Epinephrine (Adrenaline) Infusion Dosing Guidelines
For continuous epinephrine infusion, prepare 1 mg (1 mL) of 1:1000 epinephrine added to 1000 mL of 0.9% normal saline, starting at 2 μg/min (2 mL/min) and titrating up to 10 μg/min based on clinical response. 1
Preparation and Administration
Preparation:
- Add 1 mg (1 mL) of 1:1000 epinephrine to 1000 mL of 0.9% normal saline
- This creates a concentration of 1 μg/mL
- Clearly label the infusion to prevent medication errors
Initial Dosing:
- Start at 2 μg/min (2 mL/min)
- Titrate based on clinical response
- Maximum recommended rate: 10 μg/min
Clinical Context and Indications
Epinephrine infusions are primarily used in:
- Anaphylaxis: When multiple bolus doses are required or for persistent symptoms
- Severe hypotension: Unresponsive to initial bolus therapy
- Persistent bronchospasm: As part of anaphylaxis management
Bolus Dosing Prior to Infusion
Before starting an infusion, initial bolus dosing is typically required:
For Anaphylaxis:
- Adults: 50 μg IV (0.5 mL of 1:10,000 solution) 2
- Children: 1 μg/kg IV (0.1 mL/kg of 1:10,000 solution) 2
Intramuscular Dosing (if IV access unavailable):
- Adults ≥30 kg: 0.3-0.5 mg IM (0.3-0.5 mL of 1:1000 solution) 1
- Children 15-30 kg: 0.15 mg IM (0.15 mL of 1:1000 solution) 1
- Children <10 kg: 0.01 mg/kg IM (up to 0.3 mg) 1
Monitoring Requirements
During epinephrine infusion:
- Continuous cardiac monitoring
- Frequent blood pressure measurements (every 3-5 minutes initially)

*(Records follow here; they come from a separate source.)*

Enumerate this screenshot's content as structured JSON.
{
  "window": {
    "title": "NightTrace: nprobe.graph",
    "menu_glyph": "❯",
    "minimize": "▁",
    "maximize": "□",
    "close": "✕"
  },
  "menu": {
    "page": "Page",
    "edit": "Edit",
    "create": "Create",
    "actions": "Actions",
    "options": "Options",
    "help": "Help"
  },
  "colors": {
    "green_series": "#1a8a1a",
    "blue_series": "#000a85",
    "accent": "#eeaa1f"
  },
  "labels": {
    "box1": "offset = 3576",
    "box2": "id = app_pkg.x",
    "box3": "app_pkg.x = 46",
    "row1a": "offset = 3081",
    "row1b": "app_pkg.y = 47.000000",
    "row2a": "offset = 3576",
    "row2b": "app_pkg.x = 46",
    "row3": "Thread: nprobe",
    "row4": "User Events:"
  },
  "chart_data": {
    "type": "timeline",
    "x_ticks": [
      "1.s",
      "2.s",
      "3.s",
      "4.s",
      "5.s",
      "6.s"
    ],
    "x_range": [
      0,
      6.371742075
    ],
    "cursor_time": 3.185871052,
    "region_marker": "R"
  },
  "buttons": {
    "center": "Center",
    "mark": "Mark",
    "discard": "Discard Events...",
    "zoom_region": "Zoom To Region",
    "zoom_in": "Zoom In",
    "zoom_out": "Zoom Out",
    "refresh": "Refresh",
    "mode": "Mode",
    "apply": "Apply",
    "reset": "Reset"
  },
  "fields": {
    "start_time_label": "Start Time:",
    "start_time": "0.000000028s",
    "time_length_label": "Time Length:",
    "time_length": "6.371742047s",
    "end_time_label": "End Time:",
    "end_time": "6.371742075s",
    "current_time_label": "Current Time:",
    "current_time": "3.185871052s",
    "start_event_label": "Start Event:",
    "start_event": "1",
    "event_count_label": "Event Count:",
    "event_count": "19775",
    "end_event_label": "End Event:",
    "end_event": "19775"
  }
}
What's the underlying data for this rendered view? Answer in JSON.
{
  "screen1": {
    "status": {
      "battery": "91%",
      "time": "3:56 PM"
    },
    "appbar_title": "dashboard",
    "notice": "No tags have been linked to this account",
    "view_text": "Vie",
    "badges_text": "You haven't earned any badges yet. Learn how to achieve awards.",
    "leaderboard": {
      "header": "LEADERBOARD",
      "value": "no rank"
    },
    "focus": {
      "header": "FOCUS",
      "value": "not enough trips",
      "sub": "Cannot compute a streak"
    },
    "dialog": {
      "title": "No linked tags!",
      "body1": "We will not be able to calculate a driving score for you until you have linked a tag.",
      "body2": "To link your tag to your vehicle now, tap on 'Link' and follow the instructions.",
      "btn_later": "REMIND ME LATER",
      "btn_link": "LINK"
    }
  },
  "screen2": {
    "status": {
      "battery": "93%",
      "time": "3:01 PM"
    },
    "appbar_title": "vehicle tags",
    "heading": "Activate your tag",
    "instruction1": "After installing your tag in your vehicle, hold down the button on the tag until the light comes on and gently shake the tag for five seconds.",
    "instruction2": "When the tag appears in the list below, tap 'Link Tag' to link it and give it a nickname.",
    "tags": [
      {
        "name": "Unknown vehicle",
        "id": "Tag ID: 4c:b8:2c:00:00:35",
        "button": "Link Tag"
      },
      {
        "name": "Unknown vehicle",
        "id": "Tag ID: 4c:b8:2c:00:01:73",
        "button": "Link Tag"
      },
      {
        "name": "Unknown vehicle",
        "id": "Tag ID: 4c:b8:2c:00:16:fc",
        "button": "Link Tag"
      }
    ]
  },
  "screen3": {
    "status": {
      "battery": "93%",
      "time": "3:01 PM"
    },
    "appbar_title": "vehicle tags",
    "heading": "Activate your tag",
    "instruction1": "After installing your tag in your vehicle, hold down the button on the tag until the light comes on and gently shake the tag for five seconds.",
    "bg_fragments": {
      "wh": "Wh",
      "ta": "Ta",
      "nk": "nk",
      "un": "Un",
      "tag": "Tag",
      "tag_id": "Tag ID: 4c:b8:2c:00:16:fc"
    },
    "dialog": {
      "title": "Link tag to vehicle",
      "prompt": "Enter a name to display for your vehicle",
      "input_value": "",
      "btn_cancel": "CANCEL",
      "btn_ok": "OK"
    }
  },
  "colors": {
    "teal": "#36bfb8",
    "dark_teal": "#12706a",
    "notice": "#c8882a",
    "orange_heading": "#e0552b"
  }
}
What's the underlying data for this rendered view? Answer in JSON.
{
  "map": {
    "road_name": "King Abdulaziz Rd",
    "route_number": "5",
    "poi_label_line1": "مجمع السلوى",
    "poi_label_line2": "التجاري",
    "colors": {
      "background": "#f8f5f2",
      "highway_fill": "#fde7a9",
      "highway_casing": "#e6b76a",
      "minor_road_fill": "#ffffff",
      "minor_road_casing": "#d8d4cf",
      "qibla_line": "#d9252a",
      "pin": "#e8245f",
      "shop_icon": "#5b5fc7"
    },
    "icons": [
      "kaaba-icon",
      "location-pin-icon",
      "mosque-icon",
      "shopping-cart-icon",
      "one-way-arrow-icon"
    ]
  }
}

- Continuous pulse oximetry
- Monitor for signs of tachyarrhythmias or myocardial ischemia
Important Considerations and Pitfalls
- Concentration errors: Double-check the concentration and dilution
- Infusion rate calculation: Ensure proper programming of infusion pumps
- Extravasation risk: Administer through a secure, large-bore IV in a large vein
- Hemodynamic instability: Rapid titration may cause dangerous blood pressure fluctuations
- Tachyarrhythmias: Monitor closely for cardiac adverse effects
Special Situations
Severe Cases with Cardiopulmonary Arrest:
Higher doses may be required:
- Initial: 1-3 mg (1:10,000) slowly IV over 3 minutes
- Follow with: 3-5 mg IV over 3 minutes
- Then: 4-10 μg/min infusion 1
Pediatric Considerations:
- Great care should be taken to avoid dose errors when preparing dilutions
- Further dilution may be needed in smaller children to allow precise dose titration 2
Remember that epinephrine has a short half-life, which is why continuous infusion may be necessary when multiple bolus doses are required for persistent symptoms. While there are no absolute contraindications to epinephrine use in anaphylaxis, careful monitoring is essential, particularly in elderly patients and those with cardiovascular disease.